'Die Königin der Schwerter' liest sich wunderbar flüssig und bleibt dabei spannend bis zur letzten Seite. Dabei wechseln die Erzählstränge nicht nur zwischen unserer Welt und der Welt Benizes, sondern auch innerhalb dieses Reiches zwischen verschiedenen Personen, die mit der Geschichte verknüpft sind, hin und her. Dabei sind für mich alle Erzählstränge gleich spannend und die betroffenen Personen jeweils so interessant und vielschichtig, dass ich am liebsten immer auf allen Schauplätzen gleichzeitig gewesen wäre. Keine Erzählperspektive hat mich gelangweilt, im Gegenteil, ich wollte immer wissen, wie es den Einzelnen weiter ergeht. Die Erzählperspektive wechselt aber nicht nur zwischen einzelnen Personen und ihren Handlungen, sondern lässt auch immer mal wieder Geschehnisse aus der Sicht unterschiedlicher Protagonisten wiederholt passieren, so dass man sie nachträglich nochmals aus unterschiedlichen Blickwinkeln betrachten kann und z. B. Auswirkungen eingesetzter Magie sofort an anderen Personen miterleben kann. Das gefällt mir immer wieder sehr gut.

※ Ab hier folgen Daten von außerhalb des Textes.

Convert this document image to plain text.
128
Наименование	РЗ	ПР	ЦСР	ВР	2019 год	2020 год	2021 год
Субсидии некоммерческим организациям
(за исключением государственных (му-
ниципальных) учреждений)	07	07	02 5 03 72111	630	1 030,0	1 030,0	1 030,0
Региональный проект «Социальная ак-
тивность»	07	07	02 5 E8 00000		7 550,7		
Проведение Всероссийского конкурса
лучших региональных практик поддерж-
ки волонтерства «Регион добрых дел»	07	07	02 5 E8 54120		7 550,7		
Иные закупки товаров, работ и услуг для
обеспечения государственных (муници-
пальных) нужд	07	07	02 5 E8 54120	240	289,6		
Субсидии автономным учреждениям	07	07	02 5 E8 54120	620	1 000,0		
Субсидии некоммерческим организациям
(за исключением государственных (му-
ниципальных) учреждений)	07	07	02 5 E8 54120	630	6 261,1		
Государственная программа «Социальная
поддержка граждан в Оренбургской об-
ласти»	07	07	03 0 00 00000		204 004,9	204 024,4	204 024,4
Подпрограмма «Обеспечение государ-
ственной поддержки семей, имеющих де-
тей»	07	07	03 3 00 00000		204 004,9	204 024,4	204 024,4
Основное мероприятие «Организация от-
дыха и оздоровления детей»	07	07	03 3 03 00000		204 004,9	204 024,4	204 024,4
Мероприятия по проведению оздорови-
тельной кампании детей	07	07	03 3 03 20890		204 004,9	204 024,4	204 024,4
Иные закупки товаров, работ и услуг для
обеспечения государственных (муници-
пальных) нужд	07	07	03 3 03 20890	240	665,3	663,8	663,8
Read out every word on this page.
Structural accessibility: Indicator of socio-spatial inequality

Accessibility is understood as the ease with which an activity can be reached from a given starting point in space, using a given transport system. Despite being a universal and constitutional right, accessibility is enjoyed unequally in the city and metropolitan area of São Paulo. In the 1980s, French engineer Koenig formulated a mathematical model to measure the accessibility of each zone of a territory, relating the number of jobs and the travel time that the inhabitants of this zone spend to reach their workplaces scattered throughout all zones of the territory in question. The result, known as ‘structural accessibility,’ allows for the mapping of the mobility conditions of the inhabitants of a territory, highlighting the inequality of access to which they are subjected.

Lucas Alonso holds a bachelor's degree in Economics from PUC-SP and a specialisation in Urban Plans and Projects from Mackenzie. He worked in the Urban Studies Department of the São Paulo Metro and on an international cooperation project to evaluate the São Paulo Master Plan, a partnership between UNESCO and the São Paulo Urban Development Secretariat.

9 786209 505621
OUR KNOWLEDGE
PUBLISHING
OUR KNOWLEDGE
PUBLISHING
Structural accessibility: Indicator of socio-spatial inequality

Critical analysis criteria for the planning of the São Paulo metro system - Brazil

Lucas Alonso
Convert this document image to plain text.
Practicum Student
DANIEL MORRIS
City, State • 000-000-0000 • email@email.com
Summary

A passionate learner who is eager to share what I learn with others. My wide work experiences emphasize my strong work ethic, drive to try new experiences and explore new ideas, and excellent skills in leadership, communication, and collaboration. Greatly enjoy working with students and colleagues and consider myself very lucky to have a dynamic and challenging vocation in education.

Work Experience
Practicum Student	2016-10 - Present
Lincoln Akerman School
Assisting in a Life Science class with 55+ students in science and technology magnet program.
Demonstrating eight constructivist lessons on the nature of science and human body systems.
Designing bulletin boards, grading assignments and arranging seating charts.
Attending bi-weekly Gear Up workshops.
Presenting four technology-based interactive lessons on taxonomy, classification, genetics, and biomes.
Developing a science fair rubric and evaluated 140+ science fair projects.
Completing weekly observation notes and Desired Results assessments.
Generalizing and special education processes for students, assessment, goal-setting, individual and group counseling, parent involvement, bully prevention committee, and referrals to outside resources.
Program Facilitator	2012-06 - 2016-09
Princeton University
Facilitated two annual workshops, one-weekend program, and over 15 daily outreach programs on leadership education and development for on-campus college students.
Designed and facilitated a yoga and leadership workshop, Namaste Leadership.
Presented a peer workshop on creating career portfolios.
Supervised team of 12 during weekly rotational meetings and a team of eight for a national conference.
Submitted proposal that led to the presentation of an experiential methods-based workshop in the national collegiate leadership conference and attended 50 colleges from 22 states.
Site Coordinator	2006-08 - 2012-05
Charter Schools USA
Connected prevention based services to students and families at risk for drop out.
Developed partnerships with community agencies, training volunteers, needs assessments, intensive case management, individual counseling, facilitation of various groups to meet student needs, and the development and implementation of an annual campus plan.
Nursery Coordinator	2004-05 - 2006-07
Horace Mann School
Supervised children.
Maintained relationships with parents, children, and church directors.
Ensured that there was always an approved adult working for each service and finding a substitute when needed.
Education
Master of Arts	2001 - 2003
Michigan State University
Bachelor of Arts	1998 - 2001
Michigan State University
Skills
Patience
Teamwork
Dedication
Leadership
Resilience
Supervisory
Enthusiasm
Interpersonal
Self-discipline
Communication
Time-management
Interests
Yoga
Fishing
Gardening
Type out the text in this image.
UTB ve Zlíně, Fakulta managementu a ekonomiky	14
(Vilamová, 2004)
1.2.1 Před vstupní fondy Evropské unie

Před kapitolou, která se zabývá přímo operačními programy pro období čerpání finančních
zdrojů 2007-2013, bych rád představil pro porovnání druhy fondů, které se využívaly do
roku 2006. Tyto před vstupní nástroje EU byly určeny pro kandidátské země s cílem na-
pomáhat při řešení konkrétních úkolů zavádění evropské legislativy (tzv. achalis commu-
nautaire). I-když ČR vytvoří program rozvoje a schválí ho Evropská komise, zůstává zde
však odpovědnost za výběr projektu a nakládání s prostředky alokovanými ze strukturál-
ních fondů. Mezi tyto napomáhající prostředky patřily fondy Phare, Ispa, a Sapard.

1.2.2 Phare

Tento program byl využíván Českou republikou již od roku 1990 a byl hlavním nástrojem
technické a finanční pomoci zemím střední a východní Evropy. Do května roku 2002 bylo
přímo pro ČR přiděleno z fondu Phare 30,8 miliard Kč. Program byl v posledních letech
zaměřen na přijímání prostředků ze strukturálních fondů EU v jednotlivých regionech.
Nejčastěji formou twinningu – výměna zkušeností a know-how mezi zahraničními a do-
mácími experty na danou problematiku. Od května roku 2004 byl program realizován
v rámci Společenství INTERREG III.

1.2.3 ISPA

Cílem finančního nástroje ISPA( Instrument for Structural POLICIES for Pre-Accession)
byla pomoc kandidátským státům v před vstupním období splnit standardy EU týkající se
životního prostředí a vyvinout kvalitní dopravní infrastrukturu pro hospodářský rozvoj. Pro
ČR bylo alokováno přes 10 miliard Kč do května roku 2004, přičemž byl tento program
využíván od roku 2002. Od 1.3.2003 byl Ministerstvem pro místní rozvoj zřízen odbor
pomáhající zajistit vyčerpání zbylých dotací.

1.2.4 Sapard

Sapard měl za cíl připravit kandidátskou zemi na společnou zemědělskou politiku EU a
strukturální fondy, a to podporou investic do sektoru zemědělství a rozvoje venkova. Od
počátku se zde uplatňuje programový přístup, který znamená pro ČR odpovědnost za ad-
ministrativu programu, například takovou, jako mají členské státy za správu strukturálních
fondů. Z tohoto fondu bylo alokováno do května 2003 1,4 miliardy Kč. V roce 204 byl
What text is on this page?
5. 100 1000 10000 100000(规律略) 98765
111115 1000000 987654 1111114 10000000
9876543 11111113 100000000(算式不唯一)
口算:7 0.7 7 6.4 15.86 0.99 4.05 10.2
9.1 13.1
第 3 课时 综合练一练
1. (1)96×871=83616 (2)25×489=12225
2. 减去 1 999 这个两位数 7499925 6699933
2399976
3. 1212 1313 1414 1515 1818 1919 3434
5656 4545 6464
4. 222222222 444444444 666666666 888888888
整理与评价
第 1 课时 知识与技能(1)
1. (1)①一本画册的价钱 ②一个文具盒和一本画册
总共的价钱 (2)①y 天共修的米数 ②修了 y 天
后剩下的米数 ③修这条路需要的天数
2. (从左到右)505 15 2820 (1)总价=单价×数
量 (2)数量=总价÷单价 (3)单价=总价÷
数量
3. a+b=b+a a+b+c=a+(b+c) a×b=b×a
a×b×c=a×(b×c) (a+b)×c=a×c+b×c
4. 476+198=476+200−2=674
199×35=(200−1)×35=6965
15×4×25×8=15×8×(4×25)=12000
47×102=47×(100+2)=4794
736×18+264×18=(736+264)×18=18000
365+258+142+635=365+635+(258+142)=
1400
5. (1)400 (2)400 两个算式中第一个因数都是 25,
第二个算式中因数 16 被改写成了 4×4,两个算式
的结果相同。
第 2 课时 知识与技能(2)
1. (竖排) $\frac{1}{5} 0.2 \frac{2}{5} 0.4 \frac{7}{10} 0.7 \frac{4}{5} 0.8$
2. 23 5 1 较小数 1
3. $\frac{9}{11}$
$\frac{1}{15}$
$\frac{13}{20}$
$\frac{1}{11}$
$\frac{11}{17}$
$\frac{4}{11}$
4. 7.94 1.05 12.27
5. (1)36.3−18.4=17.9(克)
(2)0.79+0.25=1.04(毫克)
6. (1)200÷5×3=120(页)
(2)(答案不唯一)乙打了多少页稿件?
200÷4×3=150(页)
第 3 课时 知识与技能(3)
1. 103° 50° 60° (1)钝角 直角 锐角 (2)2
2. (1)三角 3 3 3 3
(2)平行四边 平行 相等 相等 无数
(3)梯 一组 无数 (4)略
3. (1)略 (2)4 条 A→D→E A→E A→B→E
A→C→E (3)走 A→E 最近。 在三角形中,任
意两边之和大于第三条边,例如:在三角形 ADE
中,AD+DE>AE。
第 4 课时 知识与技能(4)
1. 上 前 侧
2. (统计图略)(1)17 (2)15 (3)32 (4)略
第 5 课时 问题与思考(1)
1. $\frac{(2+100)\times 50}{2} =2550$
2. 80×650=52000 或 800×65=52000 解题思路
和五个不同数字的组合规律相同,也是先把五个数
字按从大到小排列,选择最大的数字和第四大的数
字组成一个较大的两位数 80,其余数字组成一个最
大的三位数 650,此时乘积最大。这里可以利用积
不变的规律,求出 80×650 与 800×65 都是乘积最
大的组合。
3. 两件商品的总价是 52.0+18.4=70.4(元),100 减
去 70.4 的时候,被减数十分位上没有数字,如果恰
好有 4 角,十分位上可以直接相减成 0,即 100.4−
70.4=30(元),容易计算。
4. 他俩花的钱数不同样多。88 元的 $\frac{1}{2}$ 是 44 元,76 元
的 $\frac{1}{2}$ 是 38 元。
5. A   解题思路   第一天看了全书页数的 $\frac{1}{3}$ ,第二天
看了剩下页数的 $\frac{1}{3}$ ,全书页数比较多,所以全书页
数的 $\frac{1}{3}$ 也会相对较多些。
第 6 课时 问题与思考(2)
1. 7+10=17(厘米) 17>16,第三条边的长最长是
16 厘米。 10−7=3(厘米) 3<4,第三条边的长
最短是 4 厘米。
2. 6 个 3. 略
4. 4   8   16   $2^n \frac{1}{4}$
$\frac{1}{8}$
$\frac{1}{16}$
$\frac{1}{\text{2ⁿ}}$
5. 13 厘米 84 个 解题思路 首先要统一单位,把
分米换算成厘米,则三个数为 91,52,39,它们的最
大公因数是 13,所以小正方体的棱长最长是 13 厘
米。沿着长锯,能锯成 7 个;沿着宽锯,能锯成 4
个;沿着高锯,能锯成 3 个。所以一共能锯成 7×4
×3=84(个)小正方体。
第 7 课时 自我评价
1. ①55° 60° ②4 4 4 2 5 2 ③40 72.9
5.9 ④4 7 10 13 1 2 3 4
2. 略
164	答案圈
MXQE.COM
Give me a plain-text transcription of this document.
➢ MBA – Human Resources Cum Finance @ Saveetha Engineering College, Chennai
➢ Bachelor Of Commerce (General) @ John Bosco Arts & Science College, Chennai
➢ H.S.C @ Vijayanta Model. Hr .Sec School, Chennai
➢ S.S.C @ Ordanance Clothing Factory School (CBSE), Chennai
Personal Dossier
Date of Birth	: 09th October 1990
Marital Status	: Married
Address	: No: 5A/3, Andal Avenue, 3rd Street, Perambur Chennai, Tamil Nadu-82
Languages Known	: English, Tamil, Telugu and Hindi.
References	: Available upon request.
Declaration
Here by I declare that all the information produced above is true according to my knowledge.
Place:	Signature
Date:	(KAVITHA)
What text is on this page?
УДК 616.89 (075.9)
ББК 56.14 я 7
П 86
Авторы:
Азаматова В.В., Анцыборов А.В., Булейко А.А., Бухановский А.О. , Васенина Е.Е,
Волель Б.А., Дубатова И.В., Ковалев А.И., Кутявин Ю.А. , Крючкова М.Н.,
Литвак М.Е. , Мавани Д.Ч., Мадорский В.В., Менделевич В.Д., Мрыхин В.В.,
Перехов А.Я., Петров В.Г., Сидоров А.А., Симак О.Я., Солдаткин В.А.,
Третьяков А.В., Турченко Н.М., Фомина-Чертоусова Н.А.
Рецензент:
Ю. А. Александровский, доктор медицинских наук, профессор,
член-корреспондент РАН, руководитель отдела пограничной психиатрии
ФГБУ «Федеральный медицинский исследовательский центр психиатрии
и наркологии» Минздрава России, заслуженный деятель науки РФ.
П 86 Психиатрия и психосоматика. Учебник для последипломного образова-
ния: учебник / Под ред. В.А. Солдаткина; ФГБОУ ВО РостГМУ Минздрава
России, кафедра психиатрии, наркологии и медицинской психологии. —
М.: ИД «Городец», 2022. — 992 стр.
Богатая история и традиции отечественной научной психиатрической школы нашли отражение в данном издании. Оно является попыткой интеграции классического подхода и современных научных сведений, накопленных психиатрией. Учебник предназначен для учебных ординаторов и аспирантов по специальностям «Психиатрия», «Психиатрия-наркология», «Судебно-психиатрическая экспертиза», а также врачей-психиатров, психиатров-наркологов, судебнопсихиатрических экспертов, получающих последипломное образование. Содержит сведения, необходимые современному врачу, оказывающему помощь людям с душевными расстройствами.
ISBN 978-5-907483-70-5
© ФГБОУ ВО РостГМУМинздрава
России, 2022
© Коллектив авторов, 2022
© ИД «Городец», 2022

Hervorzuheben ist auch, dass man lange Zeit im Ungewissen blieb, wer von den Personen als Gut oder Böse zu betrachten ist. Wobei es ein getrenntes gut und böse kaum gab, denn man entwickelt für die Personen und ihren Lebenshintergrund Verständnis und die Charaktere verändern sich im Laufe der Geschehnisse, bzw. die Geschehnisse verändern sie, so dass man lange hin- und hergerissen ist, wem man trauen kann und wem nicht. Das erhöhte in großem Maße die Spannung
Sehr gut beschrieben sind die magischen Momente und die Emotionen der Personen. Man konnte richtig mitfühlen, manche Szene war richtig unheimlich.
Das Ende ist kein totales Happy-End, sondern bleibt bei dem ein oder anderen Schicksal konsequent aber realistisch. Aber genau das hat mir hier gut gefallen, denn es passte und alles andere wäre unglaubwürdig gewesen.
Eine sehr schöne und für mich niemals langweilige Geschichte, die ich gerne weiterempfehle.